When is “presumptive” malaria treatment used?
Only in emergencies when lab confirmation is unavailable and severe disease is suspected.
What vaccine is available for malaria?
Mosquirix (RTS,S) – the first approved malaria vaccine.
What is the target antigen of Mosquirix?
P. falciparum circumsporozoite protein (CSP) from the pre-erythrocytic stage.
How does Mosquirix work?
Stimulates antibodies that block sporozoite entry into liver cells and cell-mediated destruction of infected hepatocytes.

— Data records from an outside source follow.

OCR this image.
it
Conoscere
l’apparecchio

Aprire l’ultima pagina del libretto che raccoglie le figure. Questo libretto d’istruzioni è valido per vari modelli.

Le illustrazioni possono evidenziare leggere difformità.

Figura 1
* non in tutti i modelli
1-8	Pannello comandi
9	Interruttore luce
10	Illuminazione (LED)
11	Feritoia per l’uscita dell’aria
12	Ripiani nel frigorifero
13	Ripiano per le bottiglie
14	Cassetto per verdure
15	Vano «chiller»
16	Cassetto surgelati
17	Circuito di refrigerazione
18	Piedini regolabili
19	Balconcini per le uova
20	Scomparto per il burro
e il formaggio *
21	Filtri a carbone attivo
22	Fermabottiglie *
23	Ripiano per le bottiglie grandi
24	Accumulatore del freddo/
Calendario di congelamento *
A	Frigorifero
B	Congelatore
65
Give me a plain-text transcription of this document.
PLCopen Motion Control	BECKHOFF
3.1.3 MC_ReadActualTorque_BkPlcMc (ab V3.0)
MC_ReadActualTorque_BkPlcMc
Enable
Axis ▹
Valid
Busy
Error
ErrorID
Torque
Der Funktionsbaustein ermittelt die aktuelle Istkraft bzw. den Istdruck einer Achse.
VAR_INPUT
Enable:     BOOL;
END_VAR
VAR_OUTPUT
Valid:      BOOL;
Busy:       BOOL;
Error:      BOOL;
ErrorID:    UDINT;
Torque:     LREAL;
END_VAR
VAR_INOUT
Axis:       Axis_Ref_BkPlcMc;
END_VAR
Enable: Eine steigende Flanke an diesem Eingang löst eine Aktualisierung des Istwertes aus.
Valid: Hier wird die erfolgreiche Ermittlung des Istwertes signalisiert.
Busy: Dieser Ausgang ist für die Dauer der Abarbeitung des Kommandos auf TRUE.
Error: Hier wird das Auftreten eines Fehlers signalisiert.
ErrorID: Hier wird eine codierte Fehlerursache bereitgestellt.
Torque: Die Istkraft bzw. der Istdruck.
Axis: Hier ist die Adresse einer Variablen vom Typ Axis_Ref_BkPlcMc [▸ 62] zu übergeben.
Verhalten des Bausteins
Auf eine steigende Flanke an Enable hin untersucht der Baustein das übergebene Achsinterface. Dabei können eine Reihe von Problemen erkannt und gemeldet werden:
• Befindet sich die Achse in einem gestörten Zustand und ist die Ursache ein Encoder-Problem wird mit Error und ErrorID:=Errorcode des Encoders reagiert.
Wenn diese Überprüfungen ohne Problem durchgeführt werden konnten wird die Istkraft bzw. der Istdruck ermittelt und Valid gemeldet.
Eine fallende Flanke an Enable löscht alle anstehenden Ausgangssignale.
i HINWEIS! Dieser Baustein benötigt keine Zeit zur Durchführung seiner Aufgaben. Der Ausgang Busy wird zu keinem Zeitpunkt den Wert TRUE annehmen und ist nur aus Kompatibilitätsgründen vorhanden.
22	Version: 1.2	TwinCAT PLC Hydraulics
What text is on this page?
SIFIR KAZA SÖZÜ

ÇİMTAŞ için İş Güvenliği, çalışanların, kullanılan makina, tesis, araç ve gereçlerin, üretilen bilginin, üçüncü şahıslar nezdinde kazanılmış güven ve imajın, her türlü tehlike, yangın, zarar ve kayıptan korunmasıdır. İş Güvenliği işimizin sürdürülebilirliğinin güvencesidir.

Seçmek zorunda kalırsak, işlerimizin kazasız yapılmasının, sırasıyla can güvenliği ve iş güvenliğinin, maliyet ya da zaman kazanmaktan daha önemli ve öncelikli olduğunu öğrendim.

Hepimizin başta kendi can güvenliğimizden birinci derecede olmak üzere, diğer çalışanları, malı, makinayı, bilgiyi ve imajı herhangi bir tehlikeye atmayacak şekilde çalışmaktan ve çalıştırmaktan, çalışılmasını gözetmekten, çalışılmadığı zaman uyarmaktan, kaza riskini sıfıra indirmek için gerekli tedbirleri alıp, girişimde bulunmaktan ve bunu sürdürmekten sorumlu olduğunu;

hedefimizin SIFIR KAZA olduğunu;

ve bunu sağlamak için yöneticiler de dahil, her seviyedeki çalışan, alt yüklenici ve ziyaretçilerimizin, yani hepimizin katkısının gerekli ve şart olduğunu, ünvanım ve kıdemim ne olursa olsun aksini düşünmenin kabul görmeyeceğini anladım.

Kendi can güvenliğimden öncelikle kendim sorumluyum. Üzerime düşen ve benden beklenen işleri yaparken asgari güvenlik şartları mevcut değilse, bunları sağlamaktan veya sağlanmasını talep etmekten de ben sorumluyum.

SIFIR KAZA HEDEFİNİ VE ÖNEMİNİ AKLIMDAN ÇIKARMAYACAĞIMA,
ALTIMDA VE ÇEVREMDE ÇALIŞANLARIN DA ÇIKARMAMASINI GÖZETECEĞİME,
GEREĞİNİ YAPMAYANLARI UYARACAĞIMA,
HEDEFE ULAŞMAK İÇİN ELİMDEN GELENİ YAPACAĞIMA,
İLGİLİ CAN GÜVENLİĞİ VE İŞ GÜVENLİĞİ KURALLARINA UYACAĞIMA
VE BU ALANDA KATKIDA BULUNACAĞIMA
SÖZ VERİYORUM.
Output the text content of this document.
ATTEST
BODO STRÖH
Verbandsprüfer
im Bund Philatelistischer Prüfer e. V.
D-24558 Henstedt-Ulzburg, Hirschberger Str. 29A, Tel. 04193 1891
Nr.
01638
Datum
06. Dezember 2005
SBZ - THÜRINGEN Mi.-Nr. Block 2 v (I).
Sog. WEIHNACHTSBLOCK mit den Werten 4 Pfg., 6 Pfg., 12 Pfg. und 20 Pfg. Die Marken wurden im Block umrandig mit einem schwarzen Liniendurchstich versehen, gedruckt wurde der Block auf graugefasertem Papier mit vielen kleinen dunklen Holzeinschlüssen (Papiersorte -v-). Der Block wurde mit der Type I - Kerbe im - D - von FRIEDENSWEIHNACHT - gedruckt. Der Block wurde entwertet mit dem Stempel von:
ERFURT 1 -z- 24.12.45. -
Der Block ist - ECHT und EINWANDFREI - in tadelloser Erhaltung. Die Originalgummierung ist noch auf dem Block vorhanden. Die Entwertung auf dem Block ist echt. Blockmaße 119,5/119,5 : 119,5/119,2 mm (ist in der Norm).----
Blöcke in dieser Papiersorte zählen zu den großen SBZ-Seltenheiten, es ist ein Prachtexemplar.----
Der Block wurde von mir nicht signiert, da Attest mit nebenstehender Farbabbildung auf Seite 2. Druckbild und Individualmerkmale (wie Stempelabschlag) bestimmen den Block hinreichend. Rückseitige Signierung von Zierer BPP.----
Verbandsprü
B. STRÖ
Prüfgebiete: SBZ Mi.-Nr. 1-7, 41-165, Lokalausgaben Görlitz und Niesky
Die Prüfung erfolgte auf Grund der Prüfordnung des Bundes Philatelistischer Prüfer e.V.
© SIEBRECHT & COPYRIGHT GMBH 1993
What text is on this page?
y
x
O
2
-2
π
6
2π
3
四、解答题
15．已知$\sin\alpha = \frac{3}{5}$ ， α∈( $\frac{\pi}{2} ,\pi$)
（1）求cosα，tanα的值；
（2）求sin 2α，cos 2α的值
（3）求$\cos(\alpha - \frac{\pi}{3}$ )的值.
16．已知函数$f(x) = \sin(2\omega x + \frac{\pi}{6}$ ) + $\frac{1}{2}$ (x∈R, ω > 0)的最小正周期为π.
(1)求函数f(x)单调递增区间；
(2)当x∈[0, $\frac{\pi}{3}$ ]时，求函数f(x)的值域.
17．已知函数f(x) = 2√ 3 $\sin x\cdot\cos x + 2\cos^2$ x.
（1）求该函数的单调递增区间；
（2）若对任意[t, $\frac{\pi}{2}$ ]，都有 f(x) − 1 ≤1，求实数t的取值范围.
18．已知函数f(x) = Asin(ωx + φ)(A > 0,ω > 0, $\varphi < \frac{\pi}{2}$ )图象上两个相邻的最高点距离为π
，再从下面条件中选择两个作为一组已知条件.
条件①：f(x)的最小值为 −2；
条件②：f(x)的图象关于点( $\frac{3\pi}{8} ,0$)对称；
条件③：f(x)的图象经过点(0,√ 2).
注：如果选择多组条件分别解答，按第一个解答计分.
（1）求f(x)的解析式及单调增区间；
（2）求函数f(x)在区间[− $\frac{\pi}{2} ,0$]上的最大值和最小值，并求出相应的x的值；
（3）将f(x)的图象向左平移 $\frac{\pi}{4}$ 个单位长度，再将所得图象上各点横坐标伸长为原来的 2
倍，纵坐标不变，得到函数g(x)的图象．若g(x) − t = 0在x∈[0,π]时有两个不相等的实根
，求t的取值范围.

Why is the malaria vaccine only partially effective?
CSP is antigenically weak and elicits limited immunity.
Why is P. falciparum more dangerous than other species?
It infects RBCs at all ages → higher parasitemia and severe anemia or organ failure.
What is the difference between Zika and West Nile virus transmission?
Zika uses Aedes aegypti mosquitoes with no bird reservoir; WNV uses Culex mosquitoes with bird reservoirs, allowing spread in temperate regions.
Why won’t Zika spread like West Nile in North America?
It lacks a large animal (bird) reservoir for local amplification and overwintering.
What does RIDL stand for?
Release of Insects Carrying a Dominant Lethal gene.
What is the purpose of RIDL technology?
To genetically suppress mosquito populations by releasing engineered males whose offspring die in larval/pupal stages.
How is the RIDL lethal gene controlled?
By a tetracycline-repressible switch – gene is off in lab (rearing with tetracycline) and on in the wild (no tetracycline).
What gene system is used in RIDL?
The tTAV (tetracycline-repressible transcriptional activator) system – over-expression without tetracycline is toxic.
How are RIDL mosquitoes identified in the field?
They carry a fluorescent marker gene expressed in the eyes to distinguish GM from wild mosquitoes.
What happens when RIDL males mate with wild females?
Offspring inherit the lethal gene and die before adulthood, reducing vector populations.